Imediatamente após a identificação da falsidade, o advogado Rogério Pastl solicitou a retirada da prova do processo; em nota, o escritório de defesa e o clube reconheceram o erro e disseram não ter havido má-fé. A apresentação do áudio chegou a alterar o rumo do julgamento: uma das auditoras mudou o voto e passou a apoiar punição mais severa ao atleta, que foi suspenso até o retorno de Gabriel Pec aos treinamentos, com prazo máximo de 180 dias.

Especialistas ouvidos pela reportagem mantêm posicionamentos convergentes sobre a baixa probabilidade de punição extrema ao Internacional, mas não descartam responsabilização. Fernanda Soares, advogada e mestre em Direito Desportivo, afirma que, embora o artigo 234 contemple suspensão, multa e eliminação, a aplicação de pena de suspensão a um clube seria muito extrema; na prática, segundo ela, resta a multa e a desqualificação da prova já configura prejuízo ao clube.

Andrei Kampff, jornalista e advogado com pós-graduação em direito desportivo, ressalta que só caberia denúncia por dolo documental se a Procuradoria entender que houve tentativa deliberada de induzir o Tribunal ao erro. Kampff destaca que, no caso em análise, tudo indica tratar-se de erro involuntário da defesa, o que reduziria a probabilidade de acusação por conduta dolosa, limitando-se a possíveis sanções éticas ou multas.

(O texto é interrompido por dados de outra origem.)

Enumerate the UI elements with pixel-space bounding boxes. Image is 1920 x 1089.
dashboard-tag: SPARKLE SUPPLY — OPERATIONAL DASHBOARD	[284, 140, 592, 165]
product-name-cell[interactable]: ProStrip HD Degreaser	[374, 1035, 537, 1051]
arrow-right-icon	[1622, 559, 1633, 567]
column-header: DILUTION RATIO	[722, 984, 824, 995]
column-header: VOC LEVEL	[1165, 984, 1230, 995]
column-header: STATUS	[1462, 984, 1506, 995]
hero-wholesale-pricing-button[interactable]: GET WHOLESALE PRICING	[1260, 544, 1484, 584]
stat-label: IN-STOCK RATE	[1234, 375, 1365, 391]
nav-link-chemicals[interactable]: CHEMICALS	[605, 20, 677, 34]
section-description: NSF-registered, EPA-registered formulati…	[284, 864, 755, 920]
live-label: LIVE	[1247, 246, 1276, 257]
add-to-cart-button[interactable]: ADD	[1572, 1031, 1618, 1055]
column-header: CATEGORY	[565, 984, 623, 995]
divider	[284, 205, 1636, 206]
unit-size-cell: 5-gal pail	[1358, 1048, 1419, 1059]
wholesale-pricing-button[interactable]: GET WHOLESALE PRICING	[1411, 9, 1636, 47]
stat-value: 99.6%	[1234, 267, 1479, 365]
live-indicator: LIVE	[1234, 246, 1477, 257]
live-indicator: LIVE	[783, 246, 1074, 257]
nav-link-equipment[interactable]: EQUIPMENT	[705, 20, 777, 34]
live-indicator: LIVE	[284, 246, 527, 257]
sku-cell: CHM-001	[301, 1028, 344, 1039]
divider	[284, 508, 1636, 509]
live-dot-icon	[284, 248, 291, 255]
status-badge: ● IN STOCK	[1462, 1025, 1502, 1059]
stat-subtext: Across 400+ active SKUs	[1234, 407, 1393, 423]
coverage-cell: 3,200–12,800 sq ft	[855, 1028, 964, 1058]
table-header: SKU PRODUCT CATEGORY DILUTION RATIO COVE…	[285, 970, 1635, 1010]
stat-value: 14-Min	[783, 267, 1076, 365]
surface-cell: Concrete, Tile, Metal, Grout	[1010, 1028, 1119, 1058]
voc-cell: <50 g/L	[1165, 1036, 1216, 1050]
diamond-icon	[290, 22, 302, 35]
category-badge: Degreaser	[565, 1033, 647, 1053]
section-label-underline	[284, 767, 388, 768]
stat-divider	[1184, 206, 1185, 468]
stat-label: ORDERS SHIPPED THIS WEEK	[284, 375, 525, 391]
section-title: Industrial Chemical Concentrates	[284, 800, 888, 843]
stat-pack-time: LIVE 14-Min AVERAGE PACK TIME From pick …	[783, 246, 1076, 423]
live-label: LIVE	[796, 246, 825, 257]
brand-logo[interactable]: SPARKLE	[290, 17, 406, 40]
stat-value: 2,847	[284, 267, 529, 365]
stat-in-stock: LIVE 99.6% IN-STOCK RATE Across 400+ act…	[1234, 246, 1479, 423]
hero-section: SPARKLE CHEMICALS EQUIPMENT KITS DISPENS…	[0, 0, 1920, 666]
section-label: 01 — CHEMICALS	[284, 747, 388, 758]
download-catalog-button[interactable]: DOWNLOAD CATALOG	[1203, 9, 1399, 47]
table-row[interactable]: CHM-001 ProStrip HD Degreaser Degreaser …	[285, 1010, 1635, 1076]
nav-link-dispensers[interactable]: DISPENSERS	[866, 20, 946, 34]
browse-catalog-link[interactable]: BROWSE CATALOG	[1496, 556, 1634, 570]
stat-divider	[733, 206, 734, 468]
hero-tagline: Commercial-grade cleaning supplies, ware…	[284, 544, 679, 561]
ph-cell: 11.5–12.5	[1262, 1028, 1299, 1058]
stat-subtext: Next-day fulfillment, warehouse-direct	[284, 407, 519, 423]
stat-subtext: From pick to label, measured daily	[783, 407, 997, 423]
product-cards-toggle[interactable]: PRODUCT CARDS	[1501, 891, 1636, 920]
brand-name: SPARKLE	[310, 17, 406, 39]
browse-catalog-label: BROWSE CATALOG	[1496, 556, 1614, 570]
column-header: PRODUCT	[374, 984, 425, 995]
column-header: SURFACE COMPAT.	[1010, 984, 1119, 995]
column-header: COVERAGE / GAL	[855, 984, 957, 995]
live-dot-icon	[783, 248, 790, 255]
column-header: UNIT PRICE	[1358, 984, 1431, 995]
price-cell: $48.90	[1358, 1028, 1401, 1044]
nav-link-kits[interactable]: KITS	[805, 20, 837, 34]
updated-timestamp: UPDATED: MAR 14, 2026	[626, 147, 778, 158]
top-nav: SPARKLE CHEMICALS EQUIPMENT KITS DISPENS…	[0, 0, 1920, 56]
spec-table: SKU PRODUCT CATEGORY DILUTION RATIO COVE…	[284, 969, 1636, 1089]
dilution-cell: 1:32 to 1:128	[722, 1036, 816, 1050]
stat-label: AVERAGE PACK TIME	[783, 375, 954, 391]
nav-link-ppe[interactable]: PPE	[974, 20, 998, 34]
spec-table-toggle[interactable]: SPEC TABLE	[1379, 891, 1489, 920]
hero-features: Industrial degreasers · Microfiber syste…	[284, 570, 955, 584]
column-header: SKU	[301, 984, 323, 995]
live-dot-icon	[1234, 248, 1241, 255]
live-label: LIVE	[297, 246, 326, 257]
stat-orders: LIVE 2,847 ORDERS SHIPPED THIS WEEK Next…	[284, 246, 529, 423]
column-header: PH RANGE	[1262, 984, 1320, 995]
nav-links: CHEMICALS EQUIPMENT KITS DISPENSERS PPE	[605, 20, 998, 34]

Fontes próximas ao Judiciário desportivo consultadas pela reportagem confirmam que a desqualificação do material já foi imediata e que o STJD poderá abrir procedimento próprio para apurar a conduta do clube, caso entenda necessário. A investigação interna do Internacional sobre como o áudio falso entrou no rol de provas segue em curso, segundo nota oficial.

A mudança de voto motivada pela apresentação do áudio também acendeu discussão sobre os critérios de avaliação de provas digitais em julgamentos esportivos. Advogados ouvidos alertam para a necessidade de checagem prévia de origem e autenticidade em arquivos apresentados em tribunal, sob risco de comprometer decisões e responsabilizar quem os colocou em circulação.

O Inter não detalhou, em sua nota, as medidas internas tomadas após a identificação do erro, apenas reiterou que não houve intenção dolosa e que colaborará com apurações. O processo disciplinar que analisa a conduta do jogador e eventuais implicações para o clube permanece sob a competência do STJD.